El equipo de ARI, incluidos sus cofundadores, se unirá a la unidad de inteligencia artificial de Meta, la división de investigación Superintelligence Labs. ARI había recaudado una ronda de financiamiento inicial no revelada de la firma de inversión AIX Ventures.
Expertos en robótica humanoide
La startup estaba desarrollando modelos fundamentales para que los robots humanoides realicen todo tipo de trabajos físicos, como tareas del hogar. El cofundador Xiaolong Wang fue previamente investigador en Nvidia y profesor asociado en UC San Diego, con una lista de premios prestigiosos a su nombre. Por otro lado, Lerrel Pinto, quien enseñó en NYU y cofundó la startup de robots humanoides para niños Fauna Robotics, también ha recibido una serie de premios reconocidos.
ARI apoyará a Meta en sus ambiciones humanoides. Según el portavoz, “este equipo, liderado por Lerrel Pinto y Xiaolong Wang, aportará una profunda experiencia en el diseño de nuestros modelos y capacidades de frontera para el control de robots y el autoaprendizaje en el control de humanoides de cuerpo completo”.
Desarrollo de inteligencia artificial
Los investigadores de Meta han estado trabajando en tecnología de robótica humanoide durante años. Un memorando filtrado discutió las ambiciones de Meta para construir un robot, que incluye modelos de IA y hardware dirigidos a consumidores.
Aunque Meta no lance un producto humanoide para consumidores, muchos expertos en IA creen que el camino hacia la inteligencia general artificial (AGI) requerirá entrenar modelos de IA en el mundo físico, donde los robots aprenden a través de la interacción directa y no solo de datos.

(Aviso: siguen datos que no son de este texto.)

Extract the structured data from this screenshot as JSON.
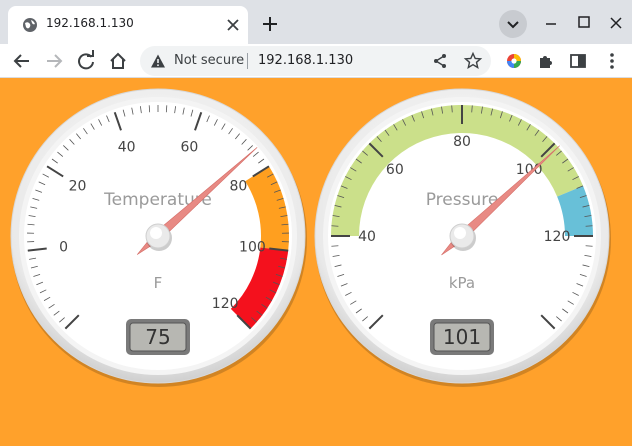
{
  "browser": {
    "tab": {
      "title": "192.168.1.130"
    },
    "address_bar": {
      "security_label": "Not secure",
      "url": "192.168.1.130"
    }
  },
  "gauges": [
    {
      "title": "Temperature",
      "units": "F",
      "value": 75,
      "value_display": "75",
      "min": -20,
      "max": 120,
      "major_ticks": [
        "0",
        "20",
        "40",
        "60",
        "80",
        "100",
        "120"
      ],
      "minor_ticks_per_major": 10,
      "highlights": [
        {
          "from": 80,
          "to": 100,
          "color": "#ff9f1f"
        },
        {
          "from": 100,
          "to": 120,
          "color": "#f4111d"
        }
      ],
      "needle_color": "#e88a84"
    },
    {
      "title": "Pressure",
      "units": "kPa",
      "value": 101,
      "value_display": "101",
      "min": 20,
      "max": 140,
      "major_ticks": [
        "40",
        "60",
        "80",
        "100",
        "120"
      ],
      "minor_ticks_per_major": 10,
      "highlights": [
        {
          "from": 40,
          "to": 110,
          "color": "#cbe08a"
        },
        {
          "from": 110,
          "to": 120,
          "color": "#68c0d8"
        }
      ],
      "needle_color": "#e88a84"
    }
  ]
}
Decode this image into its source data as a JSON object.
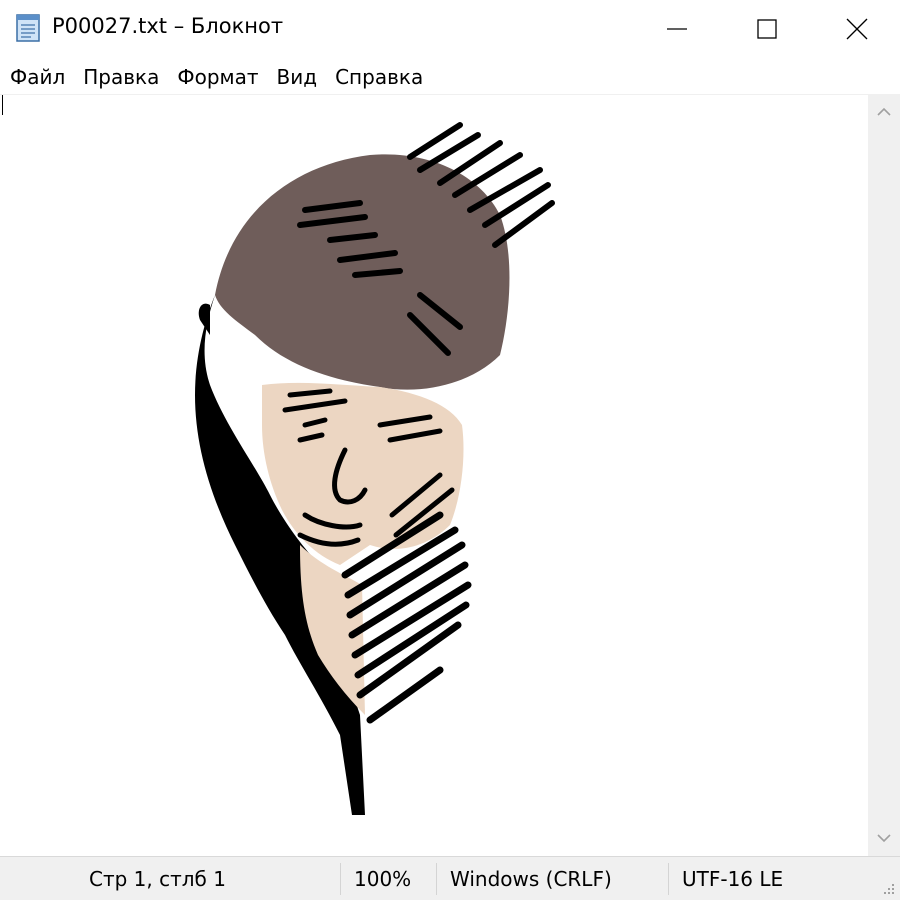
{
  "window": {
    "title": "P00027.txt – Блокнот",
    "icon": "notepad-icon"
  },
  "controls": {
    "minimize_icon": "minimize-icon",
    "maximize_icon": "maximize-icon",
    "close_icon": "close-icon"
  },
  "menu": {
    "items": [
      {
        "label": "Файл"
      },
      {
        "label": "Правка"
      },
      {
        "label": "Формат"
      },
      {
        "label": "Вид"
      },
      {
        "label": "Справка"
      }
    ]
  },
  "editor": {
    "content_description_icon": "ascii-art-portrait",
    "colors": {
      "hair": "#6f5d5a",
      "skin": "#ecd6c2",
      "ink": "#000000"
    }
  },
  "status": {
    "position": "Стр 1, стлб 1",
    "zoom": "100%",
    "line_endings": "Windows (CRLF)",
    "encoding": "UTF-16 LE"
  }
}
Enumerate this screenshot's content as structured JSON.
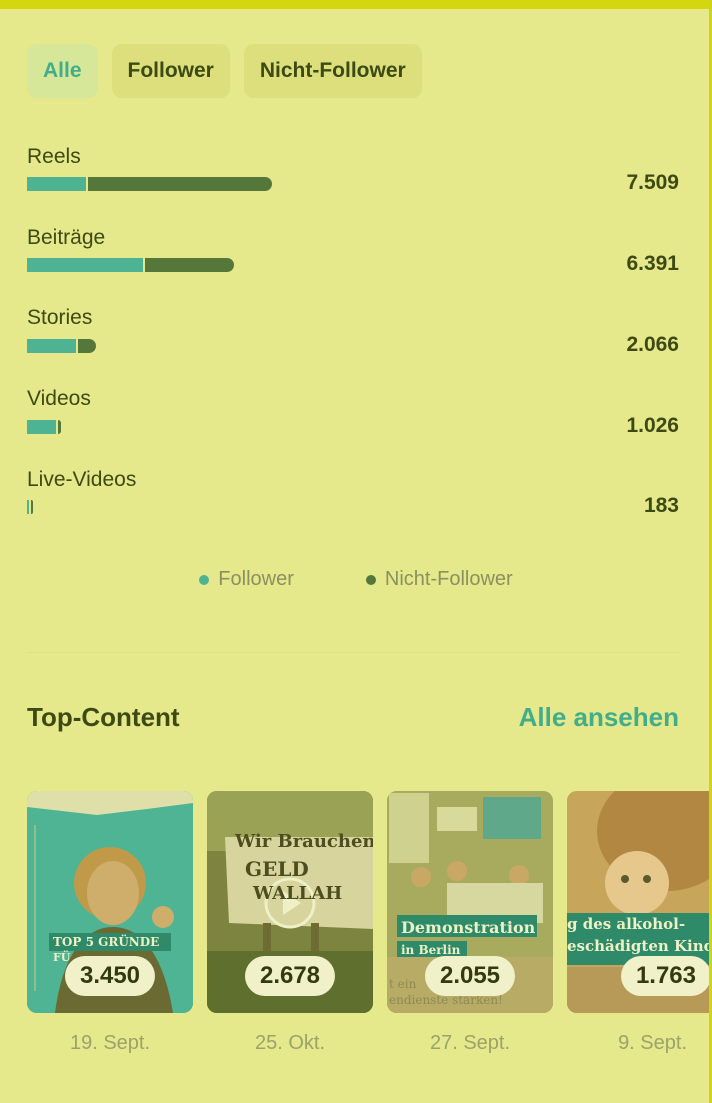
{
  "filters": {
    "tabs": [
      "Alle",
      "Follower",
      "Nicht-Follower"
    ],
    "active": "Alle"
  },
  "metrics": [
    {
      "label": "Reels",
      "value": "7.509",
      "follower_fraction": 0.24
    },
    {
      "label": "Beiträge",
      "value": "6.391",
      "follower_fraction": 0.56
    },
    {
      "label": "Stories",
      "value": "2.066",
      "follower_fraction": 0.71
    },
    {
      "label": "Videos",
      "value": "1.026",
      "follower_fraction": 0.85
    },
    {
      "label": "Live-Videos",
      "value": "183",
      "follower_fraction": 0.5
    }
  ],
  "legend": {
    "follower": "Follower",
    "non_follower": "Nicht-Follower"
  },
  "colors": {
    "follower": "#4db392",
    "non_follower": "#55773a",
    "accent": "#41ad8b"
  },
  "top_content": {
    "title": "Top-Content",
    "see_all": "Alle ansehen",
    "items": [
      {
        "value": "3.450",
        "date": "19. Sept.",
        "overlay": [
          "TOP 5 GRÜNDE",
          "FÜ"
        ]
      },
      {
        "value": "2.678",
        "date": "25. Okt.",
        "overlay": [
          "Wir Brauchen",
          "GELD",
          "WALLAH"
        ]
      },
      {
        "value": "2.055",
        "date": "27. Sept.",
        "overlay": [
          "Demonstration",
          "in Berlin",
          "t ein",
          "endienste stärken!"
        ]
      },
      {
        "value": "1.763",
        "date": "9. Sept.",
        "overlay": [
          "g des alkohol-",
          "eschädigten Kindes"
        ]
      }
    ]
  }
}
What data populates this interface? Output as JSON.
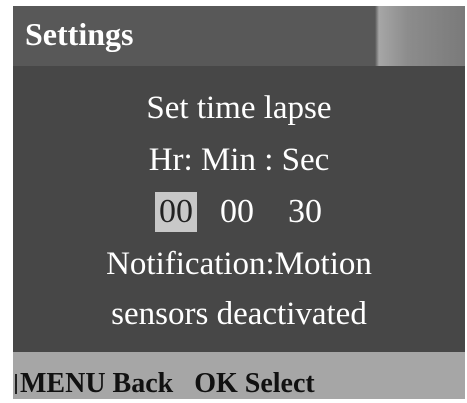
{
  "header": {
    "title": "Settings"
  },
  "content": {
    "heading": "Set time lapse",
    "time_format": "Hr: Min : Sec",
    "time": {
      "hours": "00",
      "minutes": "00",
      "seconds": "30"
    },
    "notification_line1": "Notification:Motion",
    "notification_line2": "sensors deactivated"
  },
  "footer": {
    "hint": "MENU Back   OK Select"
  },
  "colors": {
    "screen_background": "#474747",
    "header_background": "#585858",
    "footer_background": "#a6a6a6",
    "selected_field": "#c8c8c8",
    "text": "#ffffff"
  }
}
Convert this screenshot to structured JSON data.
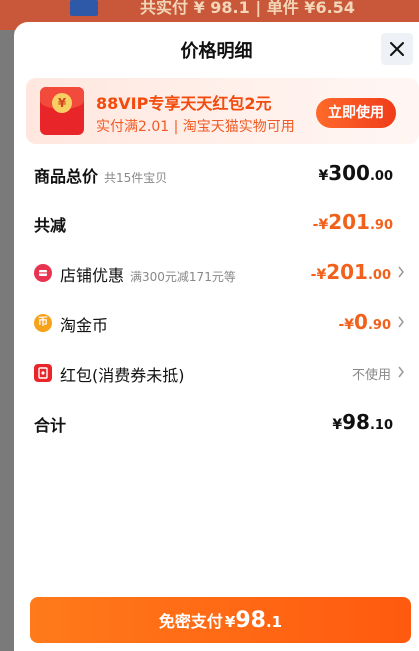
{
  "background": {
    "strip_text": "共实付 ¥ 98.1 | 单件 ¥6.54"
  },
  "header": {
    "title": "价格明细",
    "close_icon": "close-icon"
  },
  "promo": {
    "title": "88VIP专享天天红包2元",
    "subtitle": "实付满2.01 | 淘宝天猫实物可用",
    "button_label": "立即使用",
    "icon": "red-packet-icon",
    "coin_glyph": "¥"
  },
  "rows": {
    "total": {
      "label": "商品总价",
      "note": "共15件宝贝",
      "symbol": "¥",
      "int": "300",
      "dec": ".00"
    },
    "reduced": {
      "label": "共减",
      "symbol": "-¥",
      "int": "201",
      "dec": ".90"
    },
    "store": {
      "label": "店铺优惠",
      "note": "满300元减171元等",
      "symbol": "-¥",
      "int": "201",
      "dec": ".00",
      "icon": "store-coupon-icon"
    },
    "taojinbi": {
      "label": "淘金币",
      "symbol": "-¥",
      "int": "0",
      "dec": ".90",
      "icon": "taojinbi-coin-icon",
      "coin_glyph": "币"
    },
    "hongbao": {
      "label": "红包(消费券未抵)",
      "value": "不使用",
      "icon": "hongbao-icon"
    },
    "sum": {
      "label": "合计",
      "symbol": "¥",
      "int": "98",
      "dec": ".10"
    }
  },
  "pay": {
    "label": "免密支付",
    "symbol": "¥",
    "int": "98",
    "dec": ".1"
  },
  "colors": {
    "accent_orange": "#f2611c",
    "promo_red": "#f34a0d",
    "pay_button": "#ff6a14"
  }
}
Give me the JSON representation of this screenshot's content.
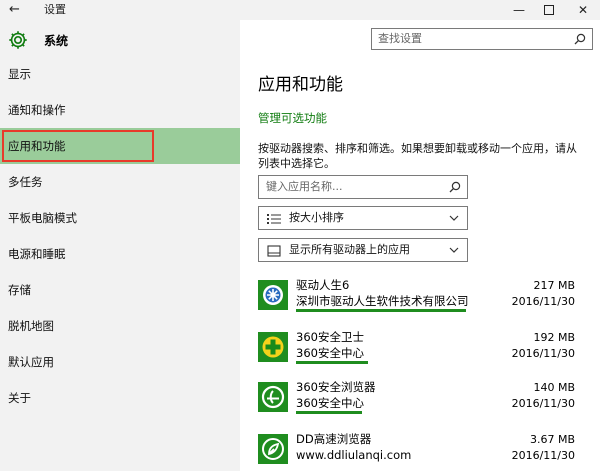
{
  "window": {
    "title": "设置",
    "controls": [
      "minimize",
      "maximize",
      "close"
    ]
  },
  "sidebar": {
    "title": "系统",
    "items": [
      {
        "label": "显示"
      },
      {
        "label": "通知和操作"
      },
      {
        "label": "应用和功能",
        "active": true
      },
      {
        "label": "多任务"
      },
      {
        "label": "平板电脑模式"
      },
      {
        "label": "电源和睡眠"
      },
      {
        "label": "存储"
      },
      {
        "label": "脱机地图"
      },
      {
        "label": "默认应用"
      },
      {
        "label": "关于"
      }
    ]
  },
  "search": {
    "placeholder": "查找设置"
  },
  "main": {
    "heading": "应用和功能",
    "optional_features_link": "管理可选功能",
    "description": "按驱动器搜索、排序和筛选。如果想要卸载或移动一个应用，请从列表中选择它。",
    "app_search_placeholder": "键入应用名称...",
    "sort_label": "按大小排序",
    "filter_label": "显示所有驱动器上的应用",
    "apps": [
      {
        "name": "驱动人生6",
        "publisher": "深圳市驱动人生软件技术有限公司",
        "size": "217 MB",
        "date": "2016/11/30",
        "icon": "gear-app-icon"
      },
      {
        "name": "360安全卫士",
        "publisher": "360安全中心",
        "size": "192 MB",
        "date": "2016/11/30",
        "icon": "plus-app-icon"
      },
      {
        "name": "360安全浏览器",
        "publisher": "360安全中心",
        "size": "140 MB",
        "date": "2016/11/30",
        "icon": "browser-app-icon"
      },
      {
        "name": "DD高速浏览器",
        "publisher": "www.ddliulanqi.com",
        "size": "3.67 MB",
        "date": "2016/11/30",
        "icon": "leaf-app-icon"
      }
    ]
  },
  "colors": {
    "accent": "#107c10",
    "active_nav": "#9acc9a",
    "highlight": "#e83a2a",
    "icon_bg": "#1f8d1f"
  }
}
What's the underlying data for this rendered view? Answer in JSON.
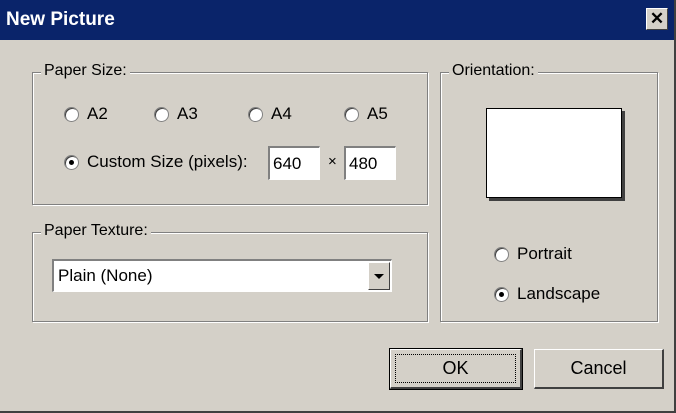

Perspectivas del mercado de robótica
Los acuerdos de ARI y Fauna reflejan una carrera más amplia en la industria, con proyecciones que varían ampliamente, desde la estimación de Goldman Sachs de $38 mil millones para 2035 hasta la de Morgan Stanley de $5 billones para 2050, lo que refleja tanto el enorme potencial como la incertidumbre en torno a una tecnología que aún está en desarrollo.